After months of production use, here's what causes function calling to fail:

**Ambiguous schemas.** If two functions have overlapping descriptions (e.g., `search_documents` and `search_web`), the model gets confused about which to call. I've seen the model call `search_documents` when it should call `search_web` simply because the descriptions weren't distinct enough.

Fix: Make descriptions mutually exclusive. "Use for searching the local document store" vs "Use for searching the internet."

**Contradictory instructions.** If your system prompt says "Never make up information" but you also have a `generate_report` function that expects complete data, the model may refuse to call the function because it can't satisfy both constraints.

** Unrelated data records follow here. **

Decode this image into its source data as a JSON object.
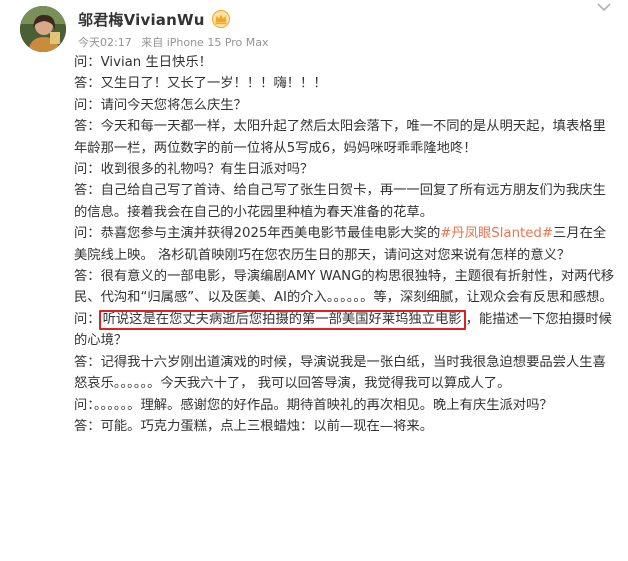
{
  "post": {
    "author": {
      "name": "邬君梅VivianWu",
      "badge_icon": "vip-crown-icon",
      "badge_color": "#f5a623"
    },
    "meta": {
      "time": "今天02:17",
      "source": "来自 iPhone 15 Pro Max"
    },
    "menu_icon": "chevron-down-icon",
    "colors": {
      "hashtag": "#eb7350",
      "highlight_border": "#e02020",
      "text": "#333333",
      "meta": "#939393"
    },
    "lines": [
      "问：Vivian 生日快乐！",
      "答：又生日了！又长了一岁！！！嗨！！！",
      "问：请问今天您将怎么庆生？",
      "答：今天和每一天都一样，太阳升起了然后太阳会落下，唯一不同的是从明天起，填表格里年龄那一栏，两位数字的前一位将从5写成6，妈妈咪呀乖乖隆地咚！",
      "问：收到很多的礼物吗？有生日派对吗？",
      "答：自己给自己写了首诗、给自己写了张生日贺卡，再一一回复了所有远方朋友们为我庆生的信息。接着我会在自己的小花园里种植为春天准备的花草。"
    ],
    "q_slanted": {
      "before": "问：恭喜您参与主演并获得2025年西美电影节最佳电影大奖的",
      "hashtag": "#丹凤眼Slanted#",
      "after": "三月在全美院线上映。 洛杉矶首映刚巧在您农历生日的那天，请问这对您来说有怎样的意义？"
    },
    "a_slanted": "答：很有意义的一部电影，导演编剧AMY WANG的构思很独特，主题很有折射性，对两代移民、代沟和“归属感”、以及医美、AI的介入。。。。。。等，深刻细腻，让观众会有反思和感想。",
    "q_husband": {
      "prefix": "问：",
      "highlight": "听说这是在您丈夫病逝后您拍摄的第一部美国好莱坞独立电影",
      "suffix": "，能描述一下您拍摄时候的心境？"
    },
    "lines_end": [
      "答：记得我十六岁刚出道演戏的时候，导演说我是一张白纸，当时我很急迫想要品尝人生喜怒哀乐。。。。。。今天我六十了， 我可以回答导演，我觉得我可以算成人了。",
      "问：。。。。。。理解。感谢您的好作品。期待首映礼的再次相见。晚上有庆生派对吗？",
      "答：可能。巧克力蛋糕，点上三根蜡烛：以前—现在—将来。"
    ]
  }
}
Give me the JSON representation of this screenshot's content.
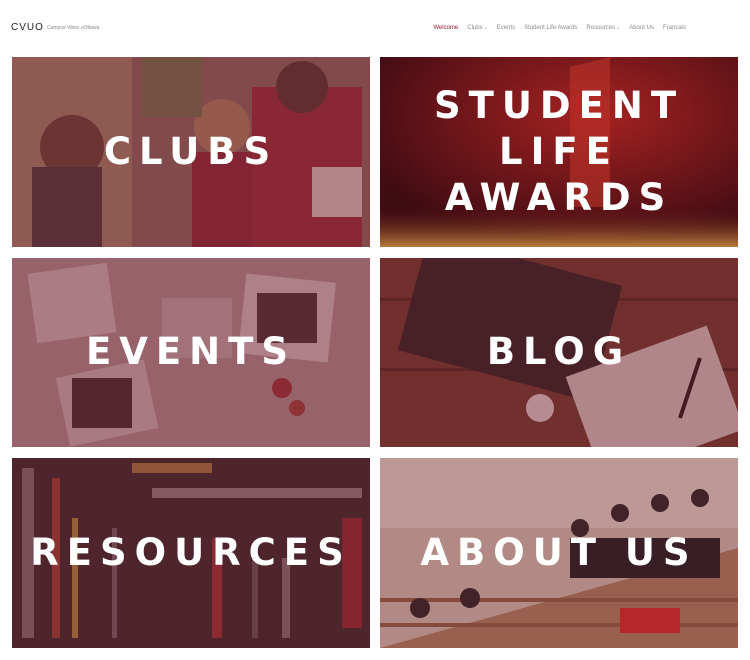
{
  "header": {
    "logo": "CVUO",
    "tagline": "Campus Vibes uOttawa",
    "nav": [
      {
        "label": "Welcome",
        "active": true,
        "dropdown": false
      },
      {
        "label": "Clubs",
        "active": false,
        "dropdown": true
      },
      {
        "label": "Events",
        "active": false,
        "dropdown": false
      },
      {
        "label": "Student Life Awards",
        "active": false,
        "dropdown": false
      },
      {
        "label": "Resources",
        "active": false,
        "dropdown": true
      },
      {
        "label": "About Us",
        "active": false,
        "dropdown": false
      },
      {
        "label": "Francais",
        "active": false,
        "dropdown": false
      }
    ]
  },
  "tiles": [
    {
      "label": "CLUBS"
    },
    {
      "label": "STUDENT\nLIFE\nAWARDS"
    },
    {
      "label": "EVENTS"
    },
    {
      "label": "BLOG"
    },
    {
      "label": "RESOURCES"
    },
    {
      "label": "ABOUT US"
    }
  ],
  "colors": {
    "accent": "#8f1d2c",
    "overlay": "#7a2a38"
  }
}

Fix: Review your system prompt for conflicts with tool descriptions.

**Missing required parameters.** The model sometimes omits optional parameters it should include. Making the parameter required (in JSON Schema) forces the model to provide it but increases the chance of hallucinated values.

Fix: Accept reasonable defaults in your function implementation instead of requiring the model to provide every parameter.

---

*Related: [Best AI agent frameworks in 2026](/posts/best-ai-agent-frameworks-2026/) — where frameworks help and where they get in the way.*

## Building a simple agent from scratch

Here's the complete agent pattern I use for production. It's about 80 lines of Python with no framework dependencies:

```python
import json
import openai
from datetime import datetime

class FunctionCallingAgent:
    def __init__(self, tools: list, functions: dict, model="gpt-4o", max_steps=10):
        self.tools = tools
        self.functions = functions  # {"function_name": callable}
        self.model = model
        self.max_steps = max_steps
        self.steps = 0
        self.messages = []

    def run(self, user_input: str) -> str:
        self.messages = [
            {"role": "system", "content": f"You are a helpful assistant. Today is {datetime.now().strftime('%Y-%m-%d')}. Use tools when needed."},
            {"role": "user", "content": user_input}
        ]

        while self.steps < self.max_steps:
            self.steps += 1

            response = openai.responses.create(
                model=self.model,
                input=self.messages,
                tools=self.tools,
                tool_choice="auto"
            )

            output = response.output
            function_calls = [o for o in output if o.type == "function_call"]

            if not function_calls:
                return output[0].content

            # Execute all tool calls
            assistant_tool_calls = []
            for fc in function_calls:
                func = self.functions.get(fc.name)
                if not func:
                    result = {"error": f"Unknown function: {fc.name}"}
                else:
                    try:
                        args = json.loads(fc.arguments)
                        result = func(**args)
                    except Exception as e:
                        result = {"error": str(e)}

                assistant_tool_calls.append({
                    "id": fc.call_id,
                    "type": "function",
                    "function": {"name": fc.name, "arguments": fc.arguments}
                })

                self.messages.append({
                    "role": "tool",
                    "tool_call_id": fc.call_id,
                    "content": json.dumps(result)
                })

            self.messages.append({
                "role": "assistant",
                "content": None,
                "tool_calls": assistant_tool_calls
            })

        return "Agent stopped: max steps reached."

# Usage
tools = [...]  # Your tool definitions
functions = {
    "get_weather": get_weather,
    "get_air_quality": get_air_quality,
}

agent = FunctionCallingAgent(tools, functions)
result = agent.run("What's the weather and air quality in Bengaluru?")
```

That's it. No LangChain. No LangGraph. One class, 80 lines, production-ready if you add logging and error handling on top.

Function calling is the foundation. Everything else — state machines, multi-agent orchestration, monitoring — is built on top of this pattern. Master this first, and you can build anything.